The company is planning an overall investment of ₹1,000 crore in Lectro, which would involve a phased investment directed towards strengthening its global design, R&D and its manufacturing unit in Ghaziabad. The company has plans to upgrade its manufacturing facility to support global demand, both in terms of quality and volume, said Munjal.

Retail network

Munjal said that a part of the investment may also be directed towards bringing about a strong retail distribution network. The company also has plans to bring about exclusive stores for retail, though this would be at a later stage, he added.

“We are also in the process of tying up with existing leading global technology players in the fields of motors, batteries, sensors and other e- components, enabling us to manufacture world class products,” said Munjal.

Lectro has clocked sales of 7,000 units in India till now.
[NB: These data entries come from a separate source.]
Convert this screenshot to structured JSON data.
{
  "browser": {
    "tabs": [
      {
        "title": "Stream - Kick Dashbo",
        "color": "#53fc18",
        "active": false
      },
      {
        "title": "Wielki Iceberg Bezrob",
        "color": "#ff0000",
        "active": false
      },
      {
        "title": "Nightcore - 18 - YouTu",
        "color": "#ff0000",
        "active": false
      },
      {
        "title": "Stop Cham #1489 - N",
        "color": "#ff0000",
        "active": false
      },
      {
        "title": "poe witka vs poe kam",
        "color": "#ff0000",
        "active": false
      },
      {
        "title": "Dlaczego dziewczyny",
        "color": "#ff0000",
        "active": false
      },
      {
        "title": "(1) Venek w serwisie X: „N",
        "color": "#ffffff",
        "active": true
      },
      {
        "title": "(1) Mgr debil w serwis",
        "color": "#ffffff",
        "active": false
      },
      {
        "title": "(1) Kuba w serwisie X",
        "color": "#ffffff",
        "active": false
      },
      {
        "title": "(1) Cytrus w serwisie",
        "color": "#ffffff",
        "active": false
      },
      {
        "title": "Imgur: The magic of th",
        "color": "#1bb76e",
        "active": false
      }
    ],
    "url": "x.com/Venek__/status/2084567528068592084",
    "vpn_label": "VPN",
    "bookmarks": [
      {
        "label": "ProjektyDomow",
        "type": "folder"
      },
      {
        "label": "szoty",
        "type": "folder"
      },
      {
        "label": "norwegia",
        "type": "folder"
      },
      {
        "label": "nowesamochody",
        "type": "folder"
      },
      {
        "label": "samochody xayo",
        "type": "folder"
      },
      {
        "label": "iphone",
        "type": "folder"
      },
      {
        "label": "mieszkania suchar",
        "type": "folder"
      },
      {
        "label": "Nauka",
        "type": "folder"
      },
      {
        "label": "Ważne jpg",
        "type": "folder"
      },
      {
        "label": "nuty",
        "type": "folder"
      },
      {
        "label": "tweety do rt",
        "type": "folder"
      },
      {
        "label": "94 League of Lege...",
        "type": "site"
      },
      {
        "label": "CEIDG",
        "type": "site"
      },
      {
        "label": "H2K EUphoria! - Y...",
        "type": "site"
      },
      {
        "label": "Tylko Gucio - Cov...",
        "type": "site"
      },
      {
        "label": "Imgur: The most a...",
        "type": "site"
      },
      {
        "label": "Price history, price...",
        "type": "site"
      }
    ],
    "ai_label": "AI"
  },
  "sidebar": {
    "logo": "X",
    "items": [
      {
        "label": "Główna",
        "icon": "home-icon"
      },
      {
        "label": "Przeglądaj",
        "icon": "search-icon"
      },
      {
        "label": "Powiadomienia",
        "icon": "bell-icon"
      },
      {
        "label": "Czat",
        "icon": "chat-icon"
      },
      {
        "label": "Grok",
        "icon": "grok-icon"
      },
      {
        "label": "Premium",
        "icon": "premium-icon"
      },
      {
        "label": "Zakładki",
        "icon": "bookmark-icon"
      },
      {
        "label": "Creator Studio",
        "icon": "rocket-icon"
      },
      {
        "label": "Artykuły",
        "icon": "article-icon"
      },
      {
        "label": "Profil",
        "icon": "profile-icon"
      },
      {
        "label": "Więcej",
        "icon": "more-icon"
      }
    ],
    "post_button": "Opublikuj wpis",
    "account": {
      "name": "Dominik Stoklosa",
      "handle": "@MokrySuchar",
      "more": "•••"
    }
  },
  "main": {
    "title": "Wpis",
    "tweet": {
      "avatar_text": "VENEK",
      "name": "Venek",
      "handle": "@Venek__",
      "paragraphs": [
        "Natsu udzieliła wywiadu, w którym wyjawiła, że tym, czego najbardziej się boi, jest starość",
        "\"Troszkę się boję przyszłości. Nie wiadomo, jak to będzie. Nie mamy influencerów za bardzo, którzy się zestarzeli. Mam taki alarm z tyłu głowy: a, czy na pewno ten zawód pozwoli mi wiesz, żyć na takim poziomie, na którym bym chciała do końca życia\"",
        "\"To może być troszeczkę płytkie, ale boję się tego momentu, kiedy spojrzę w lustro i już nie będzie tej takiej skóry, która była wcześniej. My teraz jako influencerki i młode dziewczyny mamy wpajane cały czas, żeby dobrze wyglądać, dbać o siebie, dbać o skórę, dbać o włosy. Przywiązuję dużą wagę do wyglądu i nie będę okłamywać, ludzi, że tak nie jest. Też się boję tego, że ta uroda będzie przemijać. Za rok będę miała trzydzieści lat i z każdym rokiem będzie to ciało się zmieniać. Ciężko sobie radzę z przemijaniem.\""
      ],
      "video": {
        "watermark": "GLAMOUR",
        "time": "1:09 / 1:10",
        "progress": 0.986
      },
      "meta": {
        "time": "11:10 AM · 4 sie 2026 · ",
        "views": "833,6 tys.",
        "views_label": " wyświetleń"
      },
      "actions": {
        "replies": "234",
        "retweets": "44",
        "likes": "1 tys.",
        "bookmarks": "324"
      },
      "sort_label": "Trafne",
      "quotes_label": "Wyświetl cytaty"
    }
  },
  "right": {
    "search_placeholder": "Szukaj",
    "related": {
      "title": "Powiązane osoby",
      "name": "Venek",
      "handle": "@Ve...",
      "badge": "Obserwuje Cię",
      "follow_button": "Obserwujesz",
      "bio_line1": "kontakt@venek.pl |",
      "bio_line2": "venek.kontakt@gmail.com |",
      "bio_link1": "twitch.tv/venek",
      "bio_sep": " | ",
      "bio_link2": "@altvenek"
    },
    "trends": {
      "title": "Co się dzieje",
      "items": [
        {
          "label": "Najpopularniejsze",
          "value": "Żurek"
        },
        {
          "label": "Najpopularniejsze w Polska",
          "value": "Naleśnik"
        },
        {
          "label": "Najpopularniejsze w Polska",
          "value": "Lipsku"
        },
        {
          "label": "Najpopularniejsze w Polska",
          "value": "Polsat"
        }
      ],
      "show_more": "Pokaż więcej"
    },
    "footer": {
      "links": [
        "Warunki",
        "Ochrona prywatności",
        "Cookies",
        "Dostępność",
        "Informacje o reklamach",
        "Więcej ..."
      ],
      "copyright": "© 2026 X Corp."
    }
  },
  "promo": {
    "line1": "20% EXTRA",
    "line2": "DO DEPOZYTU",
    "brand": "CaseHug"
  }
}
The base variant is available at ₹17,850 and the high-end model at ₹25,350. The company is planning to launch another model soon which is going to be priced at approximately ₹31,000. The e-bicycles business of Hero Cycles has grown at a CAGR of 50 per cent month-on-month for the past three months, he said.

Munjal said that going by the example of Europe, the electric vehicle revolution in India can start with e-bicycles. “The inclusion of electric bicycles in EV is a strong indicator of its acceptability by the government and the expectation for its adoption by masses by incentivising and subsidies. The lower GST rate (on e-bicycles, from 12 per cent to 5 per cent) after (its) inclusion (as an EV) is also a big plus. All other electric mobility solutions (cars and bikes) are expensive as solutions and hence, electric cycles will be a strong bridge between motorised vehicles /electric cars and bikes,” said Munjal.

Munjal said that if e-bicycles are also recognised under the government’s Faster Adoption and Manufacturing of (Hybrid &) Electric Vehicles in India -II (FAME- II) scheme, it would be an important move from the perspective of manufacturing and the subsidies under it would imply lower an MRP for e-bicycles.